As for critics, well—sometimes it’s not a mistake, it’s a style choice. Just because something is alienating to you doesn’t mean it’s necessarily wrong or bad. Analyze carefully, look for consistency, and check whether or not the artist has their basics down; if they seem to know what they’re doing, then the style could be serving a specific purpose. If the “style choice” is inconsistent, it’s probably a mistake that could be cleaned up in a later draft. If it’s consistent however, then your feedback would fall more along the lines of subjective criticism—it might not work for you, but you can see why the artist has chosen to do it.
Give and receive criticism in good faith
Artists, I cannot stress this enough—if you do not want your work criticized and edited, do not ask for constructive criticism. I find that often people are looking for solely validation and encouragement from concrit circles without telling others of this intention, and that’s really not what these spaces are for. Keep in mind that the people giving you feedback aren’t (or at least, shouldn’t be) looking to make you feel bad. They’re trying to help you to create something better and become a better artist in the process. If you’re unwilling to listen to what they have to say, you’re really just wasting everyone’s time, including your own.

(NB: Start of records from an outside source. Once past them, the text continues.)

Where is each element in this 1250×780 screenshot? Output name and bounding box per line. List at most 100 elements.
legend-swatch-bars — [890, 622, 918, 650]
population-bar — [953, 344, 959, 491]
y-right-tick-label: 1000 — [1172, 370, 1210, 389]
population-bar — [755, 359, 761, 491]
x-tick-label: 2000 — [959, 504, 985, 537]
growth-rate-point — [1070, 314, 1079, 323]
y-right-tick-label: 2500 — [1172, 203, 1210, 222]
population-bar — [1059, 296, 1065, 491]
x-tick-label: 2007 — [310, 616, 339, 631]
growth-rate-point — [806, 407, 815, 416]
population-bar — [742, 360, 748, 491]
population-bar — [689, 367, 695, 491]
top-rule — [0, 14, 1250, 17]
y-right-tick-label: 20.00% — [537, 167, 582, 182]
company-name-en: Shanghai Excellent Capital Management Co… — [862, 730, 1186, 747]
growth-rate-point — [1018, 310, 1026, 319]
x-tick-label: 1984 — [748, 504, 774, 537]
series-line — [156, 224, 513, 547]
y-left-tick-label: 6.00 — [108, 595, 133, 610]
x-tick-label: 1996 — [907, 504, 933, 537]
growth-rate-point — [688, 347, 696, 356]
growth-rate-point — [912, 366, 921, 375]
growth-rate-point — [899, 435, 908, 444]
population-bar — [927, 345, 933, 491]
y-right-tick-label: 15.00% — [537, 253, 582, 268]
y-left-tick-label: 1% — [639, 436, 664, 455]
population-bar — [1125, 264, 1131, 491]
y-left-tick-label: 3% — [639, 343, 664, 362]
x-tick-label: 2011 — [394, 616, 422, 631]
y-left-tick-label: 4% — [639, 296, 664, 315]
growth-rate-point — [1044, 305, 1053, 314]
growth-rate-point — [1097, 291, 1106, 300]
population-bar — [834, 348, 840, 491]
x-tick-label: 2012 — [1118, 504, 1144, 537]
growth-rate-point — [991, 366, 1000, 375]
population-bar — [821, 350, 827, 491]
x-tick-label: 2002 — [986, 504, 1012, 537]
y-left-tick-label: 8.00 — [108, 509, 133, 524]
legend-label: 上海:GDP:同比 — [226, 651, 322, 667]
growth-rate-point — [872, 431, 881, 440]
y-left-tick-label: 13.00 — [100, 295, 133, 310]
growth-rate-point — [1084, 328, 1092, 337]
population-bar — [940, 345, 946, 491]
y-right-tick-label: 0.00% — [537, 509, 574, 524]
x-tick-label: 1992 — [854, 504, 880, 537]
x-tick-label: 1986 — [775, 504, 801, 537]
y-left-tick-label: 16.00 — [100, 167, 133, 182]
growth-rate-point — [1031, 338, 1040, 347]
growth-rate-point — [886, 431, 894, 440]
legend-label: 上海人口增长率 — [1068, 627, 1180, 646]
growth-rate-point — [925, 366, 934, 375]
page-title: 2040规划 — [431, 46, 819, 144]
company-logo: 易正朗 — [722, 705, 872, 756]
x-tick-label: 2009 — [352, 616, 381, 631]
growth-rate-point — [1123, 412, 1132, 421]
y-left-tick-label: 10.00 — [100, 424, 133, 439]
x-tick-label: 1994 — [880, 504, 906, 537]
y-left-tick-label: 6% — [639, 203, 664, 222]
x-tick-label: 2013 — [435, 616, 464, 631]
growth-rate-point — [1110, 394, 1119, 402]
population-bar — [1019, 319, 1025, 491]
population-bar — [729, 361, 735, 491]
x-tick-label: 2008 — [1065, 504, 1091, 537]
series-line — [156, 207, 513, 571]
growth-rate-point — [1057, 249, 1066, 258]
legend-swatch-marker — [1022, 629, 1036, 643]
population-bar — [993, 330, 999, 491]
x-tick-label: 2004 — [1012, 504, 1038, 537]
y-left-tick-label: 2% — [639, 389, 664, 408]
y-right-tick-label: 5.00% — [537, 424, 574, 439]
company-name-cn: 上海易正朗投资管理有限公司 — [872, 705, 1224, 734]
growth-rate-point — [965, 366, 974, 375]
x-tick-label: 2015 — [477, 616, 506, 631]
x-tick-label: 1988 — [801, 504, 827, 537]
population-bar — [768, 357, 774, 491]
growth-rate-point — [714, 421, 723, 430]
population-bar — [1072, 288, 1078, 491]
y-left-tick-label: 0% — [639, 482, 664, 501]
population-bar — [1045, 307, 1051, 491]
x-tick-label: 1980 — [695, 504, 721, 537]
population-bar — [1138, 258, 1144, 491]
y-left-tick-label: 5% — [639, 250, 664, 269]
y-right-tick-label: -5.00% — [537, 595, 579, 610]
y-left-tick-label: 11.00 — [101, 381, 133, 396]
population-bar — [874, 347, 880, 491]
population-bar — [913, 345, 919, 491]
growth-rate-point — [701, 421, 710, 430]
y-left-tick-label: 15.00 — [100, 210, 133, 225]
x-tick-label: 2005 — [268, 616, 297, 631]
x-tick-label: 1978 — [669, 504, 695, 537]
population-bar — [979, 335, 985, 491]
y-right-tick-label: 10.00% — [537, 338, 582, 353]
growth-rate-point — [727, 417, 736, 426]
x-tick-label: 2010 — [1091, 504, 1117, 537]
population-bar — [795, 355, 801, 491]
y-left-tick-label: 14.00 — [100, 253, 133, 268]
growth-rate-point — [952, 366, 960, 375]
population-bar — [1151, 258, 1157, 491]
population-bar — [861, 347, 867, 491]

Critics, please remember that there’s a human being on the other end of your criticism. If you aren’t offering solutions to problems you bring up and if your focus is just on tearing a piece down instead of helping the artist make something better, you’re not really helping. Embrace the compliment sandwich; there’s no such thing as a piece of art with no inherent value. Letting an artist know what is working with their piece helps them figure out what their strengths are and what they need to work on just as much as pointing out the flaws.